Different views on the topic

  • Permanently extending the enhanced ACA subsidies would increase the federal deficit by $350 billion over ten years, plus approximately $60 billion in additional interest costs, representing total government spending increases exceeding $488 billion—funds comparable to the entire budgets of major federal agencies[2].

  • The enhanced subsidies disproportionately benefit higher-income individuals, with roughly one-third of the boosted subsidies going to people with incomes above 400% of the federal poverty level, and the temporary expansion having eliminated income caps that allowed some Americans earning nearly $600,000 to qualify for government benefits[2].
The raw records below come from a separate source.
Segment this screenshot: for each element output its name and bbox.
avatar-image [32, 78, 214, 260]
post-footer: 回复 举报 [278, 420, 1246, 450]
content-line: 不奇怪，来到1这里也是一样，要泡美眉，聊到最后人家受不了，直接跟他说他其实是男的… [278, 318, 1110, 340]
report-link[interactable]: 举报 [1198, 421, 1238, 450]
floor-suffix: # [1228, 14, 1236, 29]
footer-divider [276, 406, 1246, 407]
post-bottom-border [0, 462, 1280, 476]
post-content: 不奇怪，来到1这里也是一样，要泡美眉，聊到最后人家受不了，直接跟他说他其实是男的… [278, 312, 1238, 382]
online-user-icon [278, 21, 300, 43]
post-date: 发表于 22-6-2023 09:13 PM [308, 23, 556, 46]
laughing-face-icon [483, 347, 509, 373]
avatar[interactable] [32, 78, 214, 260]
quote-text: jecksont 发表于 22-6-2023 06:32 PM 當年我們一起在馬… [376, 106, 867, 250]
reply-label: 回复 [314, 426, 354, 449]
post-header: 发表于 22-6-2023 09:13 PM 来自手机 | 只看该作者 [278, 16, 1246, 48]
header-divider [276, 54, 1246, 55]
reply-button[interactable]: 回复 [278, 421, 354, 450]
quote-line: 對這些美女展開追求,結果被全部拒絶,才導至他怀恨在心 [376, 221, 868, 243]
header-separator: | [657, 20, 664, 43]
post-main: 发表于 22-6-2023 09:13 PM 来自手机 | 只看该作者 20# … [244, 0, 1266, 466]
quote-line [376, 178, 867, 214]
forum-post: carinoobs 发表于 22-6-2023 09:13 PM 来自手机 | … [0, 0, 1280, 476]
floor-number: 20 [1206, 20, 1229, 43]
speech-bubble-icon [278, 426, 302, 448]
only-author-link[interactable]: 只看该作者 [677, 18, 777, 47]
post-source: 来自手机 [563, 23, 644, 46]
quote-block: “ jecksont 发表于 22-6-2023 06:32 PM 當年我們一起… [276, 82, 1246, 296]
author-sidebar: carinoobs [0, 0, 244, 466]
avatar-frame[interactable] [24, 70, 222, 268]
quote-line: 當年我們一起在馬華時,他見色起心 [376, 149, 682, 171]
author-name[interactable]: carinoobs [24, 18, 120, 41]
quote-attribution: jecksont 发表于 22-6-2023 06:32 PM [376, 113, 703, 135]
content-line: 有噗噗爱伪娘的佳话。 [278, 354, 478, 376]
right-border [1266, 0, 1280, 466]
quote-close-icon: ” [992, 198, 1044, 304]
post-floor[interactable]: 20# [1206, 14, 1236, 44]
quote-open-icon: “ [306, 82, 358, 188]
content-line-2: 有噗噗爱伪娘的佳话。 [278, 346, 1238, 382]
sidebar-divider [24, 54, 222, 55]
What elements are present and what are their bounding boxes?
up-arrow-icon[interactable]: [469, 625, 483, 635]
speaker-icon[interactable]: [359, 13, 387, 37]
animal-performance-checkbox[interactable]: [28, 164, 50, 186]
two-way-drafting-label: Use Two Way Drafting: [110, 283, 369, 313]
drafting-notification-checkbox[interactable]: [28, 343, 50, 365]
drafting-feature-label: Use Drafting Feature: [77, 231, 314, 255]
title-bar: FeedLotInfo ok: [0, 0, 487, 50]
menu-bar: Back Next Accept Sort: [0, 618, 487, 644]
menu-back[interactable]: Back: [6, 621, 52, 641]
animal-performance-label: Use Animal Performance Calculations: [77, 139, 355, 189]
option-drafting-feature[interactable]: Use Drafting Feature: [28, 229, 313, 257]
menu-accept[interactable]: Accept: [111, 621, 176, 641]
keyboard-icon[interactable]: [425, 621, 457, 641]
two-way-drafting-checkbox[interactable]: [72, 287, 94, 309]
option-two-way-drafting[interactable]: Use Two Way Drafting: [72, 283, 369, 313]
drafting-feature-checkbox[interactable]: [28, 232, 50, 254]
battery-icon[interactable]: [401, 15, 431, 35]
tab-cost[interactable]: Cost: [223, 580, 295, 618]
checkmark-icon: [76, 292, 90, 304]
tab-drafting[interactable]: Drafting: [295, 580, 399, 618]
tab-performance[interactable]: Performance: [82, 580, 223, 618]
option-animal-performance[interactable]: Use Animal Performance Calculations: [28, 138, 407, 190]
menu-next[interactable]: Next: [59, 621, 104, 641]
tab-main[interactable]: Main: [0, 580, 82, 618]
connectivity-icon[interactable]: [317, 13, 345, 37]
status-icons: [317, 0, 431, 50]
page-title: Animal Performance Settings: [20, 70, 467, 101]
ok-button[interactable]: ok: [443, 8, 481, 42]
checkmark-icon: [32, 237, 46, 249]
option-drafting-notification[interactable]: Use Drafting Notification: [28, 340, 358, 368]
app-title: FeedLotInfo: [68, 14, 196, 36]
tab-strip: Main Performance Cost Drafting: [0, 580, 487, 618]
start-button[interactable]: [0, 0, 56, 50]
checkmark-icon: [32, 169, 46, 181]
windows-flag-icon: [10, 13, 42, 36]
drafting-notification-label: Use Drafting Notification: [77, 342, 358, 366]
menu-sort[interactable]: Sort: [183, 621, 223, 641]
  • These subsidies effectively subsidize insurance companies rather than patients, as most premium tax credits are paid directly to insurers in advance rather than claimed by individuals at tax time, allowing the insurance industry to shift rising premium costs onto taxpayers while health insurer stock prices have increased over 1,000% since the ACA was enacted[2].

  • The enhanced subsidy program has been plagued by significant enrollment fraud, with estimates suggesting more than 6.4 million improper enrollees costing taxpayers $27 billion in 2025, and 11.7 million enrollees representing over one-third of the marketplace having filed no claims for their heavily subsidized insurance benefits[2].

  • The original ACA subsidy structure remains permanent for those qualifying under existing guidelines, and the temporary expansion enacted during the pandemic should be allowed to expire as originally scheduled rather than becoming a permanent entitlement[2].